Even for those not on Medicaid, Washington provides a free “Tobacco Quit Line” – 1-800-QUIT-NOW or I-800-2NO-FUME in Spanish – for information, advice and “quit kits.” Since 2000, DSHS says, more than 100,000 people have called.

Cell phone poll: Make it tougher

As Washington’s cell-phone ban takes effect this week, an insurance company said its poll indicates that Washingtonians want a tougher ban. But not, it seems, for themselves.

Seattle-based PEMCO Insurance says that 60 percent of the people it polled think that gabbing on a cell phone while piloting a car down the street should, by itself, be enough to get a person pulled over and cited.

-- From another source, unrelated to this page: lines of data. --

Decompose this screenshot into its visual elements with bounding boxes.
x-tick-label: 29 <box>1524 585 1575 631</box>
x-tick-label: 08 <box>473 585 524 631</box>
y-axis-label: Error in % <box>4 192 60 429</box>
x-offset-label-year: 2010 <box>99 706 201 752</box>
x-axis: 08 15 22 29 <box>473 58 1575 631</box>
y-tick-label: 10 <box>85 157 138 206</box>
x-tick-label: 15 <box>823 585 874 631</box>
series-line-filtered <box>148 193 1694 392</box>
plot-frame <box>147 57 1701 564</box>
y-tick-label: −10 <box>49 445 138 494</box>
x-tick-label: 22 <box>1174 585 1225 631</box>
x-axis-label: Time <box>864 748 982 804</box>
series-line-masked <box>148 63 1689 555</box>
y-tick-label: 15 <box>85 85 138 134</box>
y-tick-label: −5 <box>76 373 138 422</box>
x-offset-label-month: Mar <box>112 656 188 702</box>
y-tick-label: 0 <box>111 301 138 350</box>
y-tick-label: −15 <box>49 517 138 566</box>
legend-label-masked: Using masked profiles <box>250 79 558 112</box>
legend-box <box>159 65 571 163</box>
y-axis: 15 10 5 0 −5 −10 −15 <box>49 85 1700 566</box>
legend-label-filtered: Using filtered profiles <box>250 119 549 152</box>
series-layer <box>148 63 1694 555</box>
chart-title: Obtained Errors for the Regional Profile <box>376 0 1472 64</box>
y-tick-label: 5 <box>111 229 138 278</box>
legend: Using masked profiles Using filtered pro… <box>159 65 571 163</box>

The new law takes a softer approach. Talking or texting is banned unless you’re not using your hands, but it’s a “secondary offense,” meaning police can only pull you over if you’re also breaking some other law. This is how the mandatory seatbelt law started out, before the tougher “click it or ticket” law.

Nearly three quarters of the people polled, PEMCO said, think the Jan. 1, 2008, ban on text-messaging-while-driving should become a primary offense.

But here’s the rub: The same poll indicates that the same people calling for tougher cell-phone laws are the same ones who say they’re using theirs more on the road.

“Despite these increases, drivers maintain that their biggest safety concern while driving relates to cell phone usage,” the company said.

Pierce County launches ‘instant runoff voting’

The state’s new Aug. 19 Top Two primary isn’t the only big change in elections under way. In November, voters in Pierce County will elect county officials with so-called “Ranked Choice Voting,” a complex system that advocates say will iron out some of the major drawbacks in how people are elected. State election officials certified the county’s voting equipment for the new system last month.

Under the system, also known as instant runoff voting, Pierce County voters list their top three choices for each office, from favorite to least. The results will be tallied, with the lowest vote-getters subtracted, until some candidate gets a majority of votes.

Proponents say the system guarantees broad support for whoever wins and also allows people to support minor candidates without feeling that they’re throwing their vote away.

Pierce County is so far the only county that votes this way.